What are Deep ConvNets learning?
One way we can do is visualizing.
From shallow layers to deep layers, pick a unit and find the image patches that maximize the unit’s activation (receptive field).
Then repeat for other units.
- For shallow layers, the hidden units may be activated most by images of edges (e.g.: vertical/horizontal edges in colors). —— simple
- For deep layers, the units may be activated most by images of entire objects (e.g.: images of dogs, flowers). —— complicated
Paper (Visualizing what the ConvNets are learning)
Visualizing and understanding convolutional networks
Neural Style Transfer Algorithm
By minimizing a cost function, we can generate the image $G$ we want.

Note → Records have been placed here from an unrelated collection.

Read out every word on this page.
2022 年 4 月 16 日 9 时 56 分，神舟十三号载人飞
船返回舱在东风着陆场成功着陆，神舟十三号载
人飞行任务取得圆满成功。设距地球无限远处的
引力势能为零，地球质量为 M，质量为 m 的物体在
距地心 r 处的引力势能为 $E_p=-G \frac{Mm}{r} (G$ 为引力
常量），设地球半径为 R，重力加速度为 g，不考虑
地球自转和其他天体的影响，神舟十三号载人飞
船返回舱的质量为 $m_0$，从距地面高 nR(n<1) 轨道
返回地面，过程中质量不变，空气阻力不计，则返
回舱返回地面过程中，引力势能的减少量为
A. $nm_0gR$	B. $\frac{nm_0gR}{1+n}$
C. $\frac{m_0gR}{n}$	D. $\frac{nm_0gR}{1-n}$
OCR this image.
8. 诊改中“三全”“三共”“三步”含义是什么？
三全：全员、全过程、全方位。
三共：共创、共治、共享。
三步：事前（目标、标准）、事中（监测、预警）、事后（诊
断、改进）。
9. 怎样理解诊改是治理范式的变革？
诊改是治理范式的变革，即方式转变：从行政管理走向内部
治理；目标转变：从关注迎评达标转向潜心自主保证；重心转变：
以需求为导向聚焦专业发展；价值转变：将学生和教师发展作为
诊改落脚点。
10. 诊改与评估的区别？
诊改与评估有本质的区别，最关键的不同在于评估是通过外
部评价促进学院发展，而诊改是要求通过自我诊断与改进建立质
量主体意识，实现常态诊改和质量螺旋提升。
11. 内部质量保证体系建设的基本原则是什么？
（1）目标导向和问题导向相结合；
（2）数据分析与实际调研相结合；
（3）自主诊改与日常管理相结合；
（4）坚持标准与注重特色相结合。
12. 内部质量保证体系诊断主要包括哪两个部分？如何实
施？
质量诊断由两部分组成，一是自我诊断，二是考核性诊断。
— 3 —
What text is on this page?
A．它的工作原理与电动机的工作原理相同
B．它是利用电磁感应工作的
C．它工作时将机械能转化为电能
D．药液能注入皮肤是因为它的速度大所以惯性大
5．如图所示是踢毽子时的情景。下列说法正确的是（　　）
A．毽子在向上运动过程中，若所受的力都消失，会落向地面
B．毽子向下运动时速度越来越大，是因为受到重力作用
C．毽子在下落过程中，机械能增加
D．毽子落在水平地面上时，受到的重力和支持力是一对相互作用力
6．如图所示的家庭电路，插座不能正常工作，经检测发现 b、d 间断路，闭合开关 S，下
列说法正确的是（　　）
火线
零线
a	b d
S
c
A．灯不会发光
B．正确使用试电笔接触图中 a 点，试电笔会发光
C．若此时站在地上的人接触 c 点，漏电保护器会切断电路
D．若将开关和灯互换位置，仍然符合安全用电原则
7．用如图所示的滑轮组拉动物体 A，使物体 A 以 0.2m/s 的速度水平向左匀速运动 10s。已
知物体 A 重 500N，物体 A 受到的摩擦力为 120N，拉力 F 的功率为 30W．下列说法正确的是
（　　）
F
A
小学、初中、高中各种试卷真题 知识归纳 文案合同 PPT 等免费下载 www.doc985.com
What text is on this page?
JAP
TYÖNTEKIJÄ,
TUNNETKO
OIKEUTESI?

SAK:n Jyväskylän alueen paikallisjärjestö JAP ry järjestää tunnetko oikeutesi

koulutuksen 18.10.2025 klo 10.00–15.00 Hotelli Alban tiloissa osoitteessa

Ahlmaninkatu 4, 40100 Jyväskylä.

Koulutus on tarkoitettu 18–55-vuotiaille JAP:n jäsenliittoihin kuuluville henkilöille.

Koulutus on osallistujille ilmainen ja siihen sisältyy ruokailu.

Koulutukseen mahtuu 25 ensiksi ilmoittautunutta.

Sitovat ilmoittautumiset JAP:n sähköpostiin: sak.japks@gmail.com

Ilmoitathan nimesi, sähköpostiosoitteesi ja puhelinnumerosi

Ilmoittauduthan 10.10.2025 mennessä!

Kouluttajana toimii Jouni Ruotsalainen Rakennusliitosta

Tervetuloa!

- Generate a $Cost Function J(G)$
- Initialize G randomly
- Use gradient descent to minimize J(G)
Cost Function
$
J(G) = α \cdot J_{content}(C, G) + β \cdot J_{style}(S, G)
$
$J_{content}(C, G)$ measures how similar is the $content$ of image G to that of the image C
$J_{style}(S, G)$ measures how similar is the $style$ of image G to that of the image C
The Content cost function: $J_{content}(C, G)$
Target: Keep the high level feature structure of content image C
sTool: Use ConvNets to extract features (select some conv layers’ activation outputs as content)
Choose layer $l$ to compute content cost: $l$ should be the middle of the NN (neither too shallow nor too deep).
- For using hidden layer $l$ to compute content cost.
- Use a pre-trained ConvNet. (E.g., VGG network).
- Let $a^{[l](C)}$ and $a^{[l](G)}$ be the activation of layer $l$ on the images C and G.
- If $a^{[l](C)}$ and $a^{[l](G)}$ are similar, C and G have similar content.
$
J_{content}(C, G) = ||a^{[l](C)} - a^{[l](G)}||^2,\ it’s\ L2\ Norm\ between\ a^{[l](C)}\ and\ a^{[l](G)}
$
The Style cost function: $J_{style}(S, G)$
If using layer $l$’s activation to measure $Style$. Define $Style$ as correlation between activations across $channels$.
For a certain layer’s activation, first channel corresponds to neuron $a$, second channel corresponds to neuron $b$.
If first and second channel correlate, it means when there is a type of neuron $a$ in an image, there will probably be a type of neuron $b$ in that image too.
Compare the correlation between channels in input image and in generated image, we can measure how similar the style is between input image and generated image.
Style Matrix (Gram Matrix)
Let $a_{i,j,k}^{[l]}$ = activation at $(i,j,k)$. $G^{[l]}$ is $n_c^{[l]} * n_c^{[l]}$.
- For Style image: $G_{kk’}^{[l](S)} = \sum_{i=1}^{n_H^{[l]}} \sum_{j=1}^{n_W^{[l]}} a_{ijk}^{[l](S)} · a_{ijk’}^{[l](S)}$
- For Generated image: $G_{kk’}^{[l](G)} = \sum_{i=1}^{n_H^{[l]}} \sum_{j=1}^{n_W^{[l]}} a_{ijk}^{[l](G)} · a_{ijk’}^{[l](G)}$
Formula
$
For\ one\ layer:
J_{style}^{[l]}(S, G) = ||G^{[l](S)} - G^{[l](G)}||^2 = \frac{1}{(2n_H^{[l]}n_W^{[l]}n_C^{[l]})^2} \sum_{k}^{n_c^{[l]}} \sum_{k’}^{n_c^{[l]}} (G_{kk’}^{[l](S)} - G_{kk’}^{[l](G)})^2
$
$
For\ all\ layers:
J_{style}^{[l]}(S, G) = \sum_{l} \lambda^{[l]} J_{style}^{[l]}(S, G),\ where\ \lambda\ is\ a\ hyperparameter
$
Paper (Not too hard)
A neural algorithm of artistic style. Images on slide generated by Justin Johnson.